C’est dans cette lourde atmosphère d’inquiétude que, le 6 juin 1917, s’ouvrit la cinquième session du Landtag. Les membres libéraux du gouvernement impérial, et surtout le chancelier, M. de Bethmann-Hollweg, cherchant à défendre la constitution de l’Alsace-Lorraine contre cette coalition de convoitises, mirent tout en œuvre pour obtenir des Chambres une déclaration de loyalisme. Du côté de la Chambre haute, toujours dévouée au pouvoir, la chose était facile. Son président, le docteur Hoeffel, dans son discours de clôture de la session, célébra les bienfaits du régime allemand : puissant développement de l’agriculture et de l’industrie, rapide accroissement des communications, progrès vers la solution des problèmes sociaux et politiques. Puis il insista sur les liens économiques, ethnographiques et linguistiques qui unissaient l’Alsace-Lorraine à l’Empire. Mais que valaient ces déclarations d’une Chambre dont la moitié des membres était nommée par l’Empereur ?

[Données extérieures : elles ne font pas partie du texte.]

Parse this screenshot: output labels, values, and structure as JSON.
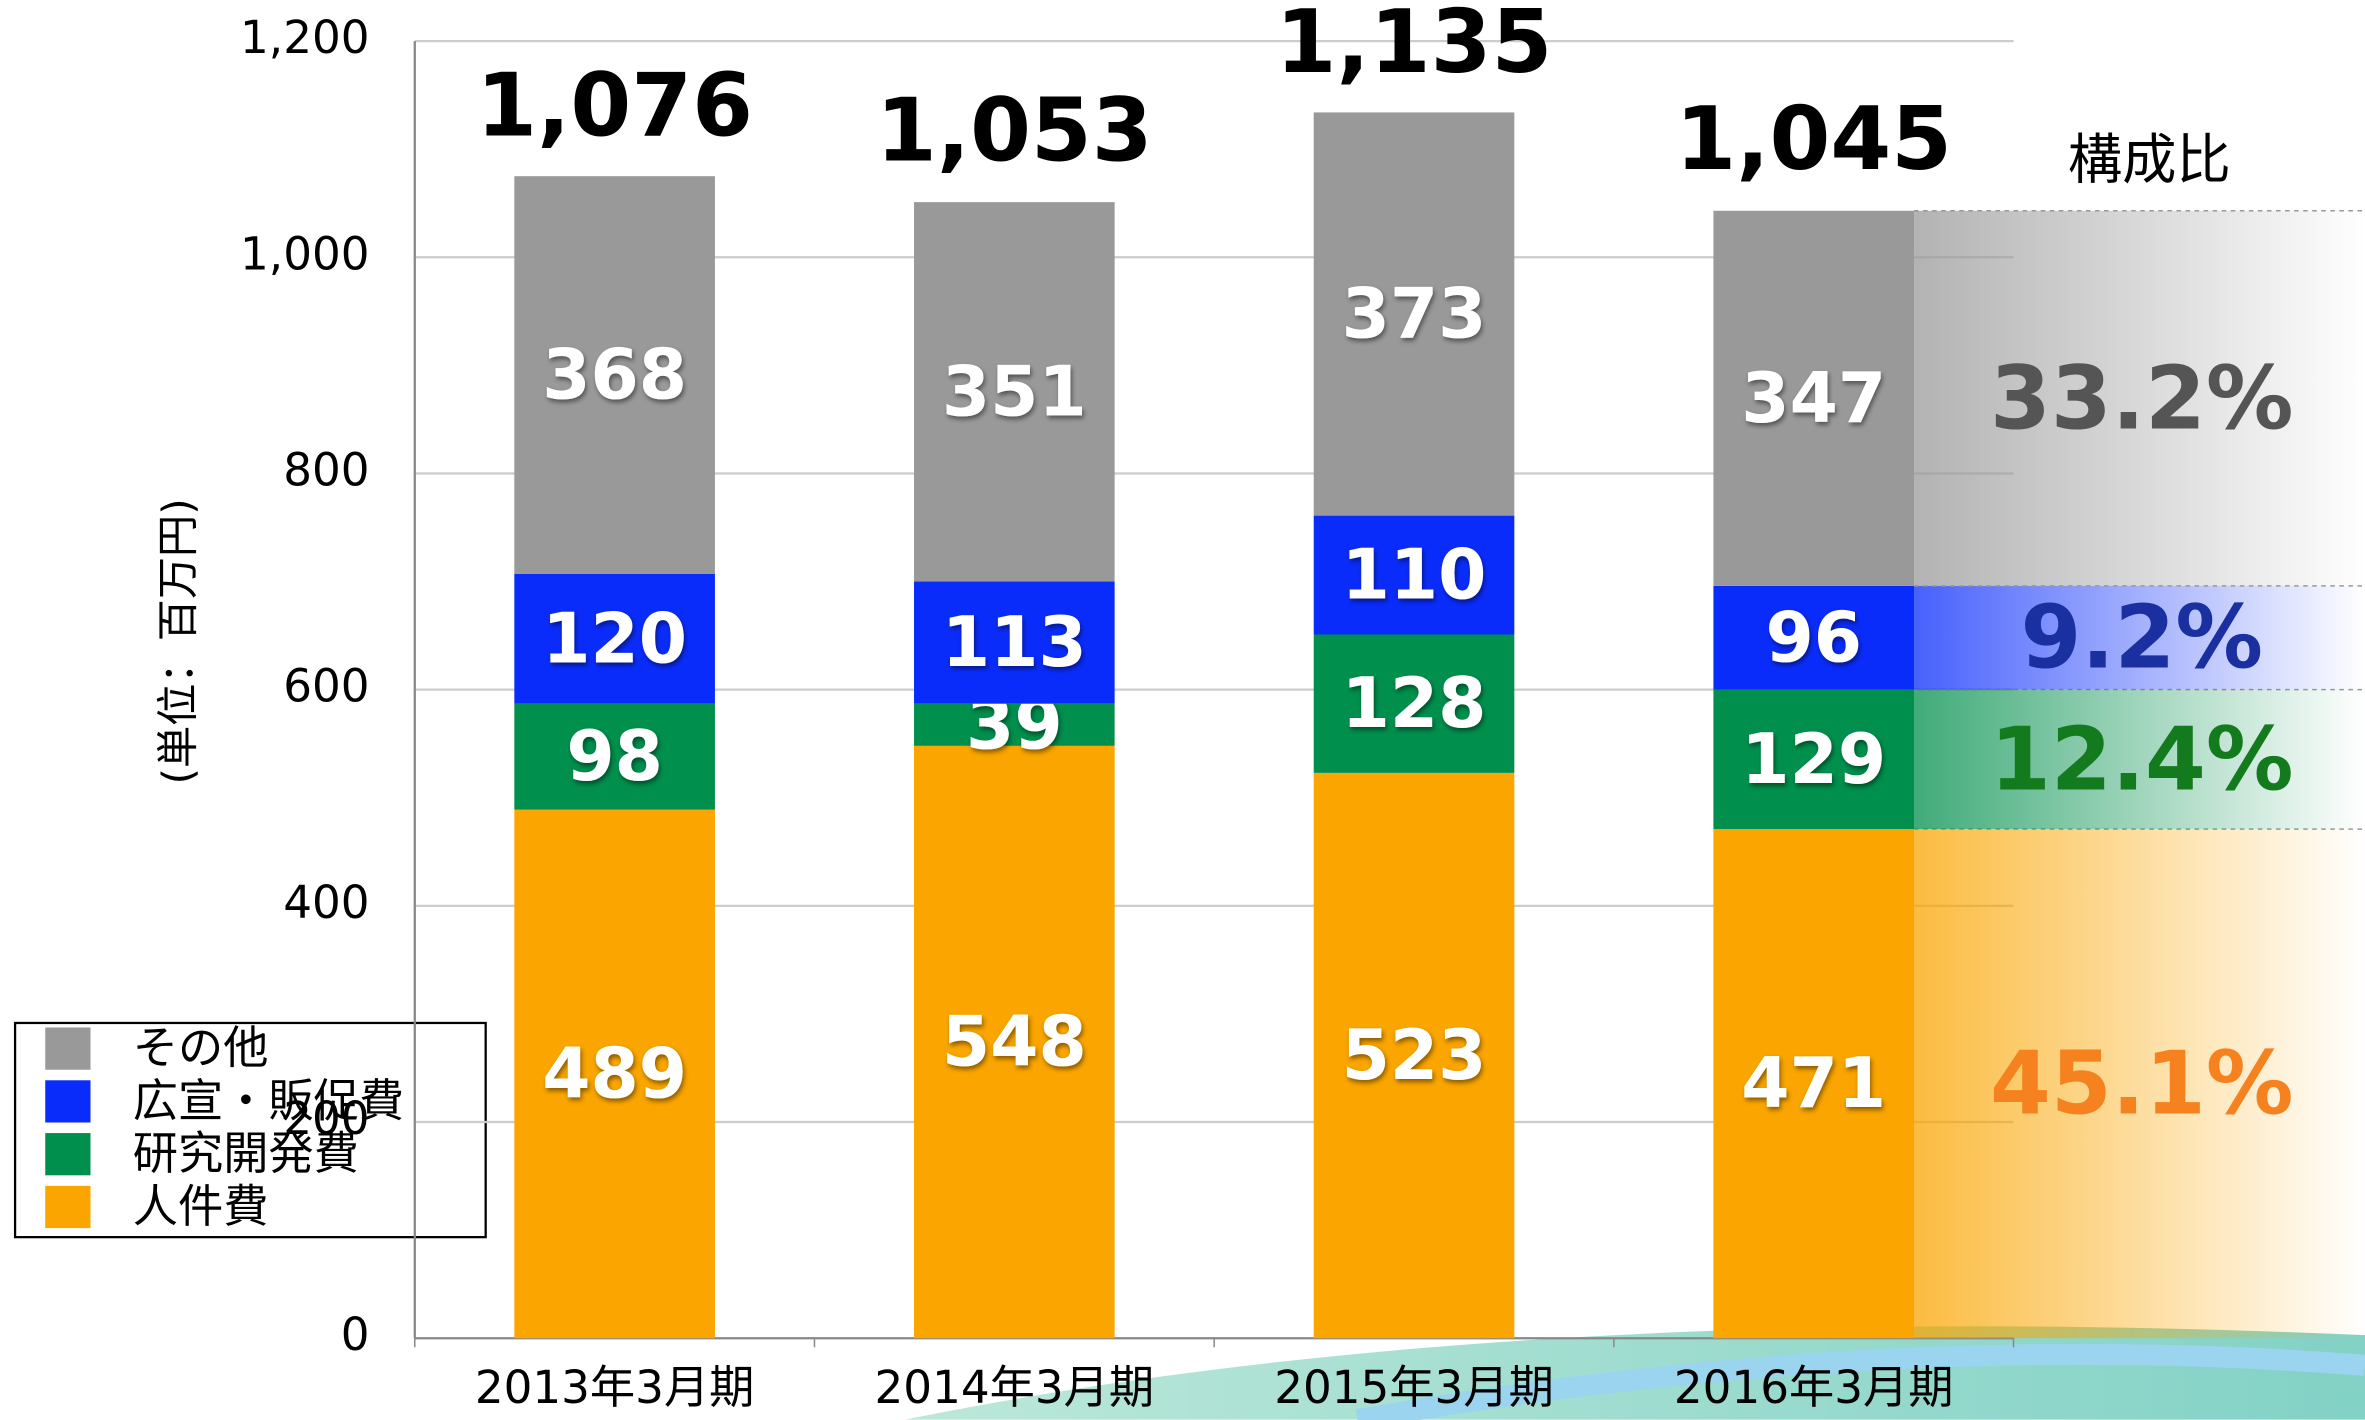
{
  "chart_data": {
    "type": "stacked_bar",
    "y_label": "(単位：百万円)",
    "categories": [
      "2013年3月期",
      "2014年3月期",
      "2015年3月期",
      "2016年3月期"
    ],
    "series": [
      {
        "name": "人件費",
        "color": "#faa500",
        "values": [
          489,
          548,
          523,
          471
        ]
      },
      {
        "name": "研究開発費",
        "color": "#008f4c",
        "values": [
          98,
          39,
          128,
          129
        ]
      },
      {
        "name": "広宣・販促費",
        "color": "#0a2cfa",
        "values": [
          120,
          113,
          110,
          96
        ]
      },
      {
        "name": "その他",
        "color": "#999999",
        "values": [
          368,
          351,
          373,
          347
        ]
      }
    ],
    "totals": {
      "values": [
        1076,
        1053,
        1135,
        1045
      ],
      "value_labels": [
        "1,076",
        "1,053",
        "1,135",
        "1,045"
      ]
    },
    "composition": {
      "title": "構成比",
      "values": [
        45.1,
        12.4,
        9.2,
        33.2
      ],
      "value_labels": [
        "45.1%",
        "12.4%",
        "9.2%",
        "33.2%"
      ],
      "colors": [
        "#f5821f",
        "#147a1e",
        "#1a2fa0",
        "#555555"
      ]
    },
    "ylim": [
      0,
      1200
    ],
    "yticks": [
      0,
      200,
      400,
      600,
      800,
      {
        "value": 1000,
        "label": "1,000"
      },
      {
        "value": 1200,
        "label": "1,200"
      }
    ],
    "grid": true
  }
}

C’est sur la Chambre basse que le gouvernement concentrait tous ses efforts. Dans une réunion confidentielle il fit proposer, par un membre libéral allemand, une déclaration de loyalisme à l’Allemagne. L’abbé Müller répondit qu’on ne pouvait demander aux Alsaciens une déclaration de ce genre, après leur avoir fait subir tant de mauvais traitements, qui les avaient libéralement jetés dans les bras de la France. Le secrétaire d’Etat M. de Tschammer, qui assistait à la délibération, désavoua aussitôt l’initiative qu’il avait provoquée et, devant l’opposition qui se manifestait de la part du Centre, des socialistes et des Lorrains, la proposition échoua.

Cependant l’impatience du gouvernement de Berlin était

  1. Leipziger Abendzeitung, citée par la Freie Presse du 4 novembre 1918.